Child poverty; the starkest indicator of a failed public policy landscape and political indifference.

It should be a scandal of the past that is consigned to the books of Dickens, Joyce and Tressell, to Victorian inner-city slums and to emerging economies far from our shores but sadly that is far from the case.

Here in Tory Britain, we live in the fifth-largest economy in the world. A select few in our society possess wealth beyond any of our comprehension, yet figures released this week show that one in four children live in poverty.

In Glasgow, Britain’s third-largest city, the picture is even worse. One in three children in our city are living in poverty, by far the highest rate in Scotland and the equivalent to more than 35,000 children.

The communities of the Glasgow Central constituency are worst affected with 42% of children living in poverty while the North East and South West constituencies of the city experience rates of 36% and 35%, respectively.

Those horrifying figures are a damning indictment of what happens when society forgets about the most vulnerable, or worse, when they become an easy target to blame for our collective woes.

You will frequently hear patronising and ignorant cries about how work is the best route out of poverty, but that rhetoric is easily disproven by the fact that 71% of children living in poverty across the UK are living in a family where at least one adult is working. What do those who advocate work as the sole vehicle out of poverty say to that?

And while the language of shirkers and scroungers may not be as prevalent as it has been in the past, the figures tell their own story and that is the situation facing those on the breadline isn’t any better.

The saddest thing of all is that it is a deliberate political choice.

Policies like the two-child social security cap are engineered to push those with more than two children towards poverty by decreeing that families will not qualify for welfare support for their third child unless very specific exemptions are met.

That callous social engineering has resulted in a poverty rate of 42% for children living in families where there are three or more children compared to 23% and 22% among children in families with one or two children, respectively.

At a time where we have a declining working-age population, with a looming demographic time-bomb currently being experienced by economies like Japan, it is not only a heinous policy that lacks any social conscience, but one that is economically illiterate.

That is why a future Labour government is committed to reforming the Universal Credit and wider social security system, and at the very heart of that reform will be a drive to eradicate the scourge of child poverty from our society.

The Scottish Government is far from blameless in the face of this crisis, with powers to create new or enhance any existing social security benefit, but the reality is while they could and should mitigate the worst vestiges of Tory austerity, we must get rid of the root cause itself: the Tories.

Because until we do, working people will continue to pay the price of Tory economics and children will continue to be plunged into poverty by an elite cabal who will never understand the struggle faced by families who are confronted with the devastating daily choice between heating their house or feeding their children.

And the reality of the situation is only the Labour Party can get rid of the Tories and govern in the interests of the many, not the few. The last Labour government lifted a million children out of poverty – a reduction of more than a quarter – an achievement without historic precedent in the UK, and that scale of ambition and achievement is required all over again.
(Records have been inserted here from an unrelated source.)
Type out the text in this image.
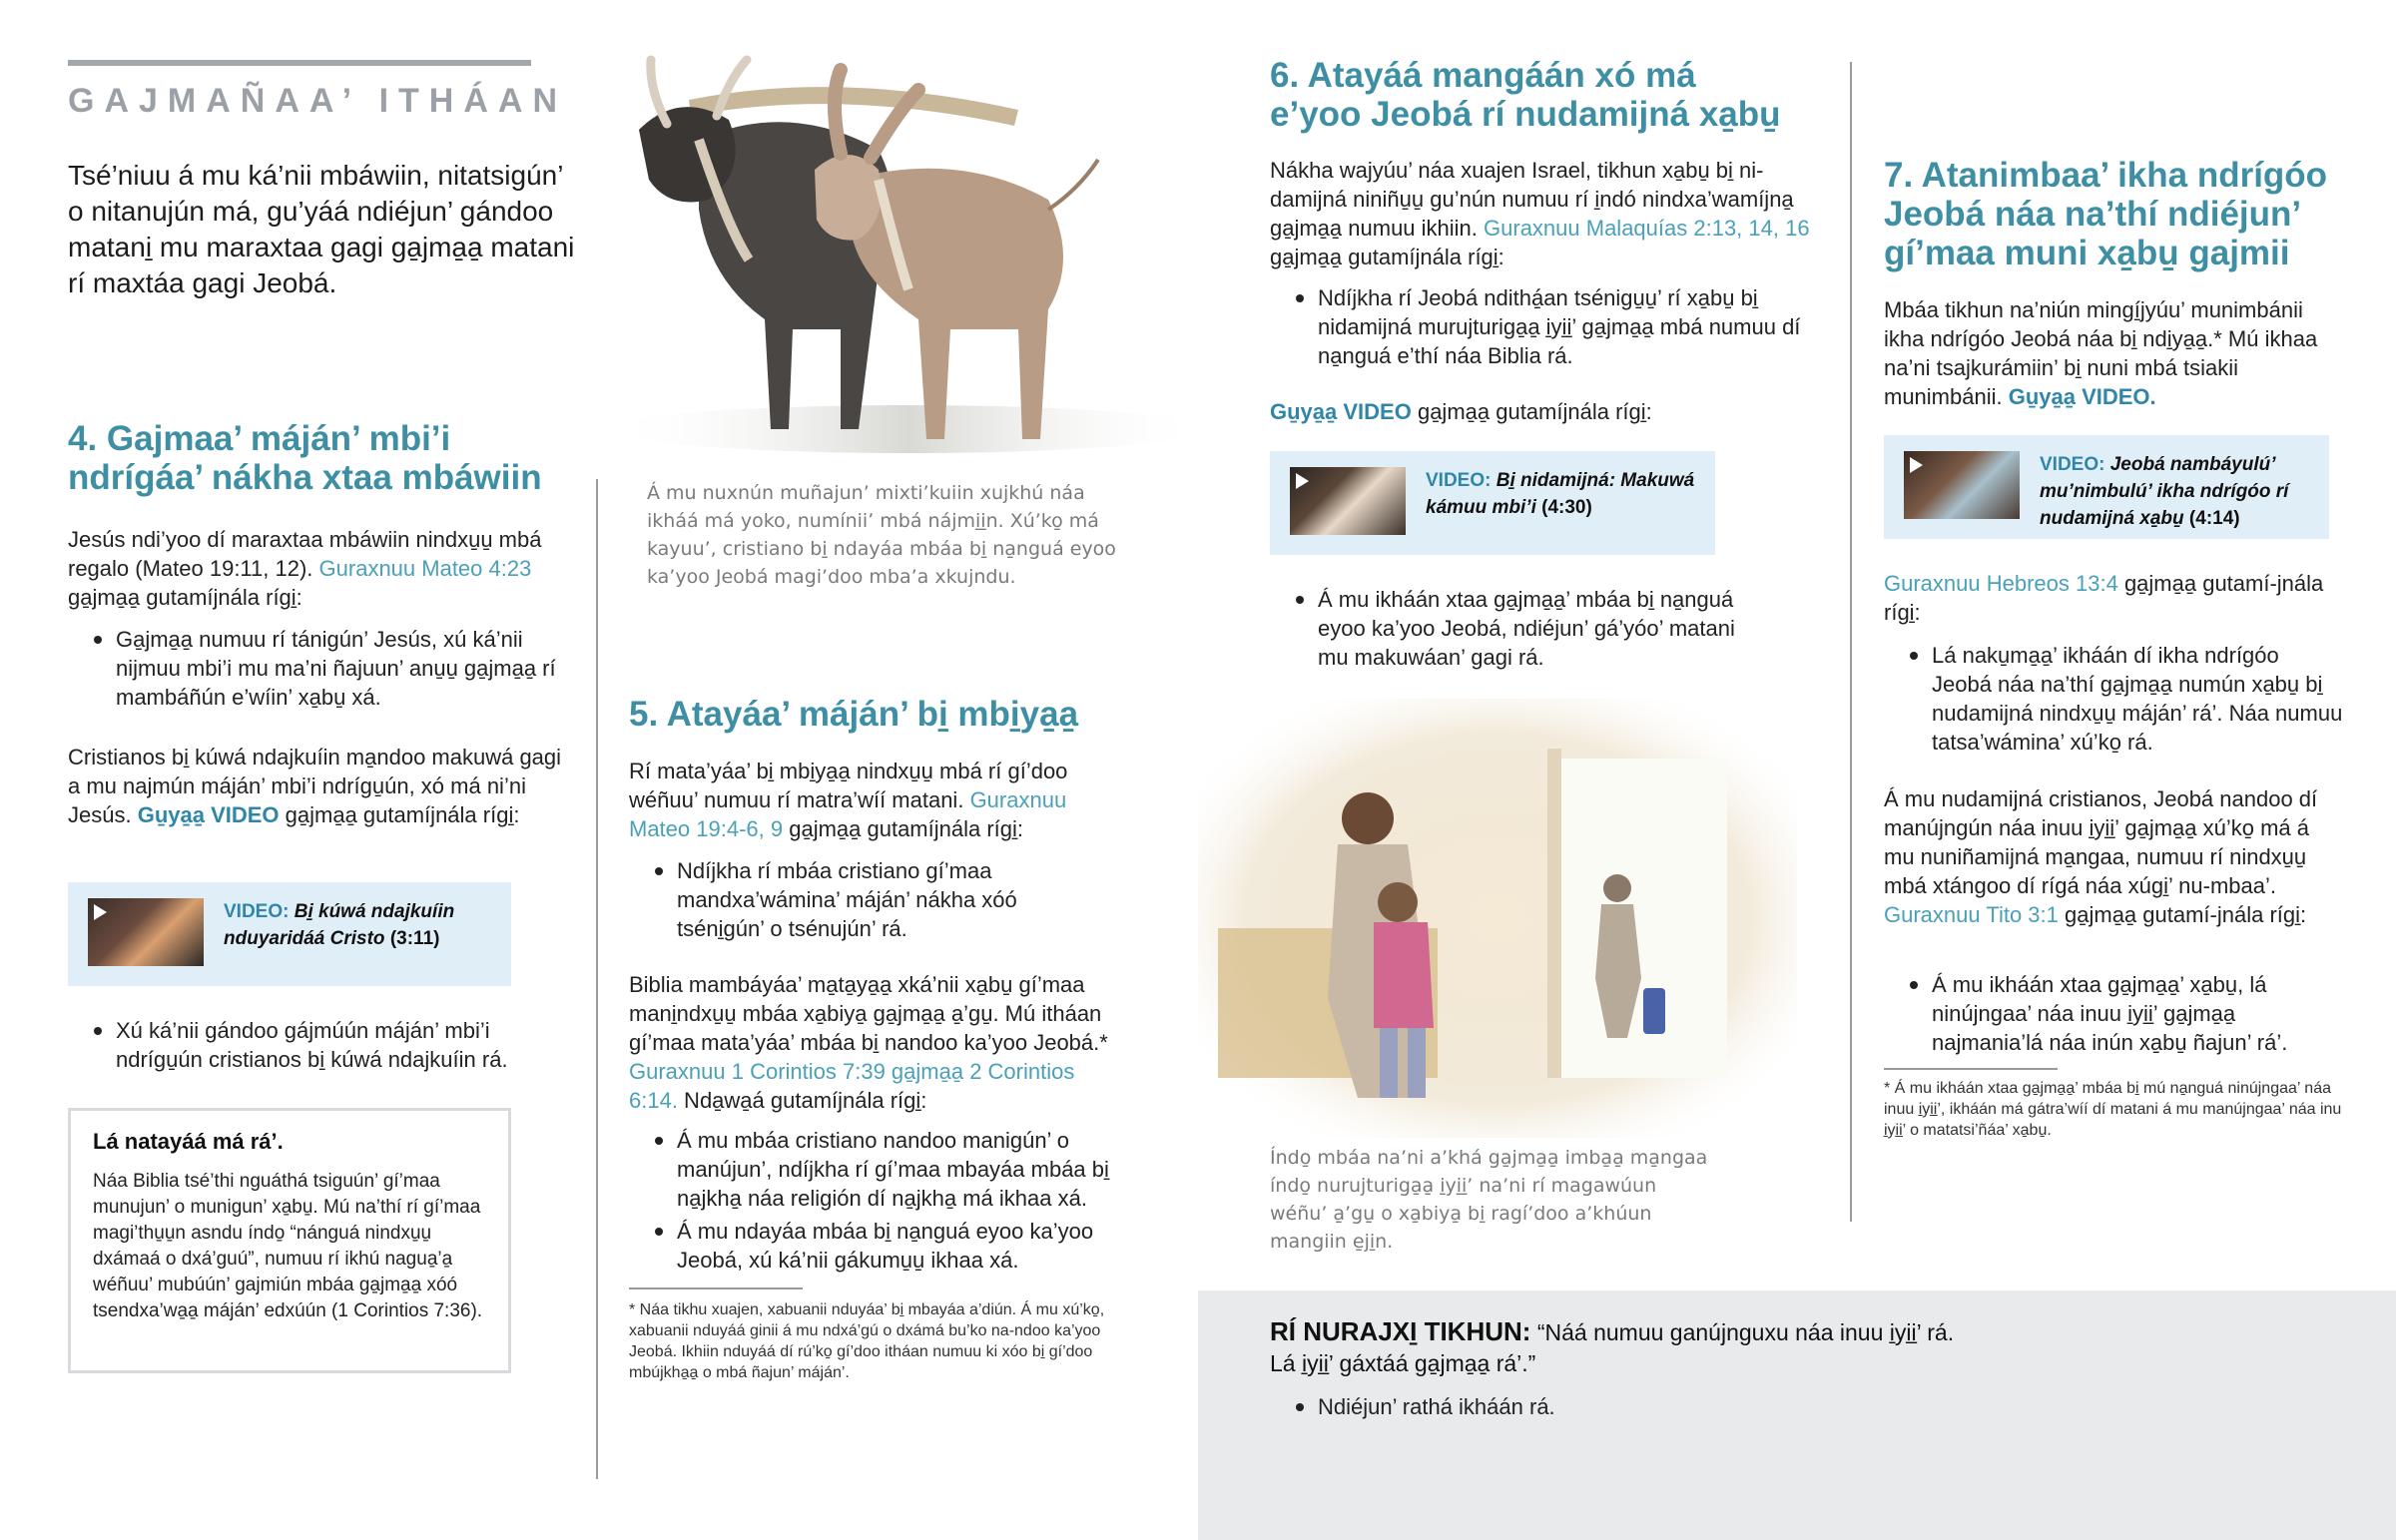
GAJMAÑAA’ ITHÁAN
Tsé’niuu á mu ká’nii mbáwiin, nitatsigún’ o nitanujún má, gu’yáá ndiéjun’ gándoo matani̱ mu maraxtaa gagi ga̱jma̱a̱ matani rí maxtáa gagi Jeobá.
4. Gajmaa’ máján’ mbi’i ndrígáa’ nákha xtaa mbáwiin

Jesús ndi’yoo dí maraxtaa mbáwiin nindxu̱u̱ mbá regalo (Mateo 19:11, 12). Guraxnuu Mateo 4:23 ga̱jma̱a̱ gutamíjnála rígi̱:

Ga̱jma̱a̱ numuu rí tánigún’ Jesús, xú ká’nii nijmuu mbi’i mu ma’ni ñajuun’ anu̱u̱ ga̱jma̱a̱ rí mambáñún e’wíin’ xa̱bu̱ xá.

Cristianos bi̱ kúwá ndajkuíin ma̱ndoo makuwá gagi a mu najmún máján’ mbi’i ndrígu̱ún, xó má ni’ni Jesús. Gu̱ya̱a̱ VIDEO ga̱jma̱a̱ gutamíjnála rígi̱:

VIDEO: Bi̱ kúwá ndajkuíin nduyaridáá Cristo (3:11)
Xú ká’nii gándoo gájmúún máján’ mbi’i ndrígu̱ún cristianos bi̱ kúwá ndajkuíin rá.
Lá natayáá má rá’.
Náa Biblia tsé’thi nguáthá tsiguún’ gí’maa munujun’ o munigun’ xa̱bu̱. Mú na’thí rí gí’maa magi’thu̱u̱n asndu índo̱ “nánguá nindxu̱u̱ dxámaá o dxá’guú”, numuu rí ikhú nagua̱’a̱ wéñuu’ mubúún’ gajmiún mbáa ga̱jma̱a̱ xóó tsendxa’wa̱a̱ máján’ edxúún (1 Corintios 7:36).
Á mu nuxnún muñajun’ mixti’kuiin xujkhú náa ikháá má yoko, numíniiʼ mbá nájmi̱i̱n. Xú’ko̱ má kayuu’, cristiano bi̱ ndayáa mbáa bi̱ na̱nguá eyoo ka’yoo Jeobá magi’doo mba’a xkujndu.
5. Atayáa’ máján’ bi̱ mbi̱ya̱a̱

Rí mata’yáa’ bi̱ mbi̱ya̱a̱ nindxu̱u̱ mbá rí gí’doo wéñuu’ numuu rí matra’wíí matani. Guraxnuu Mateo 19:4-6, 9 ga̱jma̱a̱ gutamíjnála rígi̱:

Ndíjkha rí mbáa cristiano gí’maa mandxa’wámina’ máján’ nákha xóó tséni̱gún’ o tsénujún’ rá.

Biblia mambáyáa’ ma̱ta̱ya̱a̱ xká’nii xa̱bu̱ gí’maa mani̱ndxu̱u̱ mbáa xa̱biya̱ ga̱jma̱a̱ a̱’gu̱. Mú itháan gí’maa mata’yáa’ mbáa bi̱ nandoo ka’yoo Jeobá.* Guraxnuu 1 Corintios 7:39 ga̱jma̱a̱ 2 Corintios 6:14. Nda̱wa̱á gutamíjnála rígi̱:

Á mu mbáa cristiano nandoo manigún’ o manújun’, ndíjkha rí gí’maa mbayáa mbáa bi̱ na̱jkha̱ náa religión dí na̱jkha̱ má ikhaa xá.
Á mu ndayáa mbáa bi̱ na̱nguá eyoo ka’yoo Jeobá, xú ká’nii gákumu̱u̱ ikhaa xá.
* Náa tikhu xuajen, xabuanii nduyáa’ bi̱ mbayáa a’diún. Á mu xú’ko̱, xabuanii nduyáá ginii á mu ndxá’gú o dxámá bu’ko na-ndoo ka’yoo Jeobá. Ikhiin nduyáá dí rú’ko̱ gí’doo itháan numuu ki xóo bi̱ gí’doo mbújkha̱a̱ o mbá ñajun’ máján’.
6. Atayáá mangáán xó má e’yoo Jeobá rí nudamijná xa̱bu̱

Nákha wajyúu’ náa xuajen Israel, tikhun xa̱bu̱ bi̱ ni-damijná niniñu̱u̱ gu’nún numuu rí i̱ndó nindxa’wamíjna̱ ga̱jma̱a̱ numuu ikhiin. Guraxnuu Malaquías 2:13, 14, 16 ga̱jma̱a̱ gutamíjnála rígi̱:

Ndíjkha rí Jeobá ndithá̱an tsénigu̱u̱’ rí xa̱bu̱ bi̱ nidamijná murujturiga̱a̱ i̱yi̱i̱’ ga̱jma̱a̱ mbá numuu dí na̱nguá e’thí náa Biblia rá.

Gu̱ya̱a̱ VIDEO ga̱jma̱a̱ gutamíjnála rígi̱:

VIDEO: Bi̱ nidamijná: Makuwá kámuu mbi’i (4:30)
Á mu ikháán xtaa ga̱jma̱a̱’ mbáa bi̱ na̱nguá eyoo ka’yoo Jeobá, ndiéjun’ gá’yóo’ matani mu makuwáan’ gagi rá.
Índo̱ mbáa na’ni a’khá ga̱jma̱a̱ imba̱a̱ ma̱ngaa índo̱ nurujturiga̱a̱ i̱yi̱i̱’ na’ni rí magawúun wéñu’ a̱’gu̱ o xa̱biya̱ bi̱ ragí’doo a’khúun mangiin e̱ji̱n.
7. Atanimbaa’ ikha ndrígóo Jeobá náa na’thí ndiéjun’ gí’maa muni xa̱bu̱ gajmii

Mbáa tikhun na’niún mingí̱jyúu’ munimbánii ikha ndrígóo Jeobá náa bi̱ ndi̱ya̱a̱.* Mú ikhaa na’ni tsajkurámiin’ bi̱ nuni mbá tsiakii munimbánii. Gu̱ya̱a̱ VIDEO.

VIDEO: Jeobá nambáyulú’ mu’nimbulú’ ikha ndrígóo rí nudamijná xa̱bu̱ (4:14)

Guraxnuu Hebreos 13:4 ga̱jma̱a̱ gutamí-jnála rígi̱:

Lá naku̱ma̱a̱’ ikháán dí ikha ndrígóo Jeobá náa na’thí ga̱jma̱a̱ numún xa̱bu̱ bi̱ nudamijná nindxu̱u̱ máján’ rá’. Náa numuu tatsa’wámina’ xú’ko̱ rá.

Á mu nudamijná cristianos, Jeobá nandoo dí manújngún náa inuu i̱yi̱i̱’ ga̱jma̱a̱ xú’ko̱ má á mu nuniñamijná ma̱ngaa, numuu rí nindxu̱u̱ mbá xtángoo dí rígá náa xúgi̱’ nu-mbaa’. Guraxnuu Tito 3:1 ga̱jma̱a̱ gutamí-jnála rígi̱:

Á mu ikháán xtaa ga̱jma̱a̱’ xa̱bu̱, lá ninújngaa’ náa inuu i̱yi̱i̱’ ga̱jma̱a̱ najmania’lá náa inún xa̱bu̱ ñajun’ rá’.
* Á mu ikháán xtaa ga̱jma̱a̱’ mbáa bi̱ mú na̱nguá ninújngaa’ náa inuu i̱yi̱i̱’, ikháán má gátra’wíí dí matani á mu manújngaa’ náa inu i̱yi̱i̱’ o matatsi’ñáa’ xa̱bu̱.
RÍ NURAJXI̱ TIKHUN: “Náá numuu ganújnguxu náa inuu i̱yi̱i̱’ rá.
Lá i̱yi̱i̱’ gáxtáá ga̱jma̱a̱ rá’.”
Ndiéjun’ rathá ikháán rá.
Our country is at a crossroads and our society is teetering on the brink of economic and social collapse. The social contract that binds us all should see systemic problems like child poverty as a national mission that requires collective action.

If that is not the case, we all pay the price.

And that price extends way beyond the headline percentage figures – it impacts on the educational attainment of our young people, on the life chances of generations to come and on the future economic prosperity of our country.

The defining mission of any government, regardless of political affiliation, should be to improve the life chances, opportunities and prosperity of its poorest and most disadvantaged people. Anything other than that is a dereliction of duty and a record that should see a governing party ejected from office.

By any metric, both of Scotland’s governments have failed to demonstrably improve the life chances of those facing economic and social hardship, and the price for that failure will be felt at the ballot box.

The time for change is long overdue, and only Labour can deliver that transformational agenda that will replicate the Labour governments of the past by lifting children out of poverty and making our country a more prosperous, equal society where everyone has the opportunity to live fulfilling lives.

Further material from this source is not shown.